I’ve waited a day since completing this book because it left me thoroughly confused about how I felt about it. I’m still confused. I think this story tried to be three or four books smushed into one. There were too many characters with too much going on – and well – it just seems disjointed to me. I thought I was going to get an exciting Highlander and his lass coming to find their HEA while investigating and saving the life of her sister’s husband. I envisioned exciting, tense, gripping battles and chases with lovely romantic interludes intertwined. What I got was a very exciting beginning that rapidly slowed down to a crawl. If you add all of the page time together, you’ll probably find that the characters from the previous books take up much more time than our current pair. Then, there were so many pages of descriptions of who was who that I began to get them all mixed up and I’ve read the previous books. All of that said, I actually liked Brodie and Shinae, and would have loved to have more of their story in detail rather than just glossed over quickly. I had liked Shinae’s sister in her book, but not this one. They hadn’t seen each other in five years and she made no effort to hurry to get to the castle to see Shinae – and when she did arrive, it was just “Hi, how are you?”.
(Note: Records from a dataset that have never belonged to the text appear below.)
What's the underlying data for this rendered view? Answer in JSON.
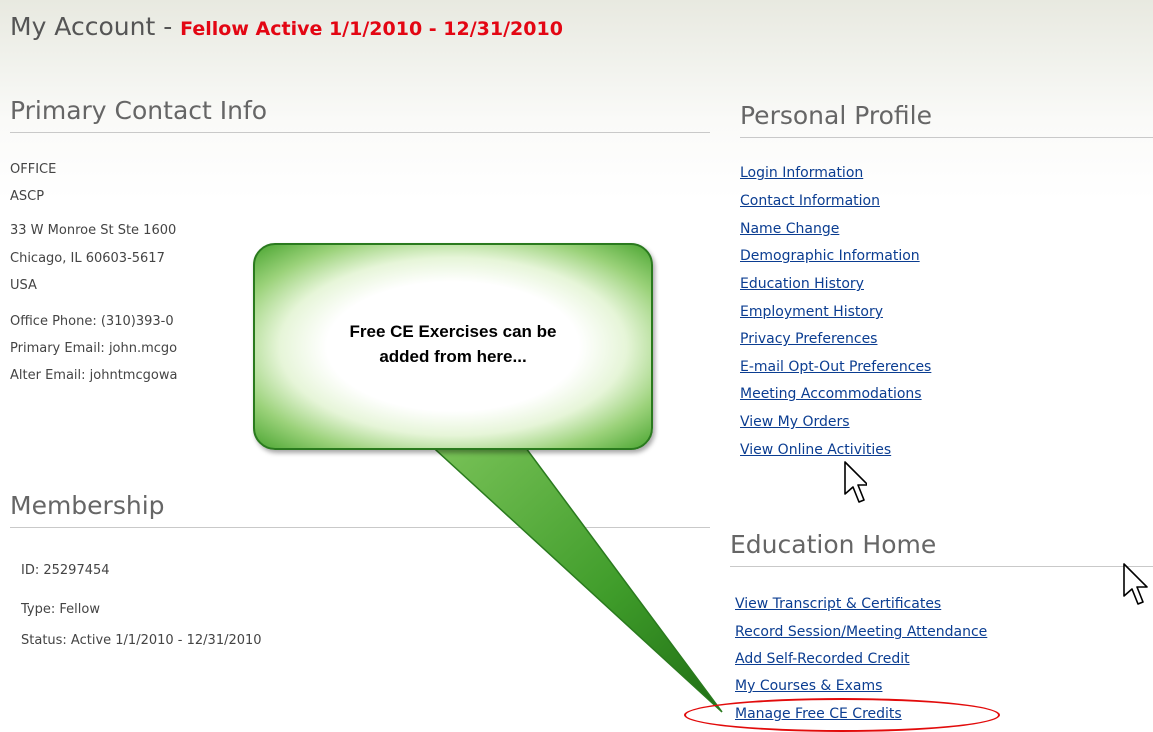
{
  "page": {
    "title_prefix": "My Account - ",
    "title_status": "Fellow Active 1/1/2010 - 12/31/2010"
  },
  "primary_contact": {
    "heading": "Primary Contact Info",
    "type": "OFFICE",
    "organization": "ASCP",
    "street": "33 W Monroe St Ste 1600",
    "city_state_zip": "Chicago, IL 60603-5617",
    "country": "USA",
    "phone": "Office Phone: (310)393-0",
    "primary_email": "Primary Email: john.mcgo",
    "alter_email": "Alter Email: johntmcgowa"
  },
  "membership": {
    "heading": "Membership",
    "id": "ID: 25297454",
    "type": "Type: Fellow",
    "status": "Status:  Active 1/1/2010 - 12/31/2010"
  },
  "personal_profile": {
    "heading": "Personal Profile",
    "links": [
      "Login Information",
      "Contact Information",
      "Name Change",
      "Demographic Information",
      "Education History",
      "Employment History",
      "Privacy Preferences",
      "E-mail Opt-Out Preferences",
      "Meeting Accommodations",
      "View My Orders",
      "View Online Activities"
    ]
  },
  "education_home": {
    "heading": "Education Home",
    "links": [
      "View Transcript & Certificates",
      "Record Session/Meeting Attendance",
      "Add Self-Recorded Credit",
      "My Courses & Exams",
      "Manage Free CE Credits"
    ]
  },
  "callout": {
    "line1": "Free CE Exercises can be",
    "line2": "added from here..."
  },
  "colors": {
    "status_red": "#e30613",
    "link_blue": "#0b3d91",
    "callout_green": "#2a7a1e",
    "highlight_red": "#e20b0b"
  },
  "icons": [
    "arrow-cursor-icon"
  ]
}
The first page in the Prologue starts out so very exciting! If that had continued throughout the book, I would have given it 10-stars. The English are going from abbey to abbey in Scotland and burning them to the ground. When they arrive at the abbey where Shinae is a knife-carrying, dissatisfied nun, Shinae decides to do whatever she can to buy her fellow nuns the time they need to escape. She singlehandedly takes on and defeats five English warriors before escaping herself. Just as she is defeating the last of the warriors, a man appears in the doorway and she’s not sure she can take on another soldier. Luckily, he is there to help. When he learns she’s related by marriage to the McTiernays, he asks her to take on a mission for King Robert. Since that mission involves saving her sister’s husband, she doesn’t hesitate to accept.
Chapter One begins with Shinae and an uninvited companion, Isilme, having trekked (on foot) toward Lochlen Castle where ALL of the McTiernay’s will be gathering for celebrations. Though it is summer, the rain and wind are freezing them. They are almost to the castle when they just can’t trudge further. If they don’t find shelter, they’ll be dead from the chill by morning. Luckily for Shinae, she’s found and rescued and manages to ask her rescuer to look for her companion. So, Brodie rescues Shinae and his friend, Dunlop, went to rescue Isilme. Thus, our two romances are set up.
Then, all of the myriad legs of the story branch out and ultimately leave you scratching your head in confusion. Well, not totally, I could certainly follow it, but goodness I shouldn’t have had to work to do so. So much of it was totally superfluous and disjointed.
So, I liked Brodie and Shinae and their story. I liked Dunlop and Isilme and their story. The McTiernay’s portion of the mystery was okay, but – the entire solution was about 2 pages and the rest was chaff. Then, there was the Mahon thing – I guess it was there for a red herring, but it just added another layer of superfluous nonsense as far as I was concerned. IF we had broken this down into more than one book OR put more of the feature on the romances and much less on all of the McTiernay stuff, it would have been a much more enjoyable read. Yes, I understand this is part of the McTiernay series, but – they could have made cameo appearances and taken on a supporting role rather than the starring role.
I wouldn’t read this book a second time, but I am pleased to have met Brodie, Shinae, Dunlop, and Isilme. I loved that Brodie wasn’t a Laird and wasn’t becoming one. I liked that he was floundering with finding his place within the clan and I loved that Shinae was proud of him and supportive of him no matter what he chose to do. It was nice to see the ‘common’ folk get their HEA.
I voluntarily read and reviewed an Advanced Reader Copy (ARC) of this book. All thoughts and opinions are my own.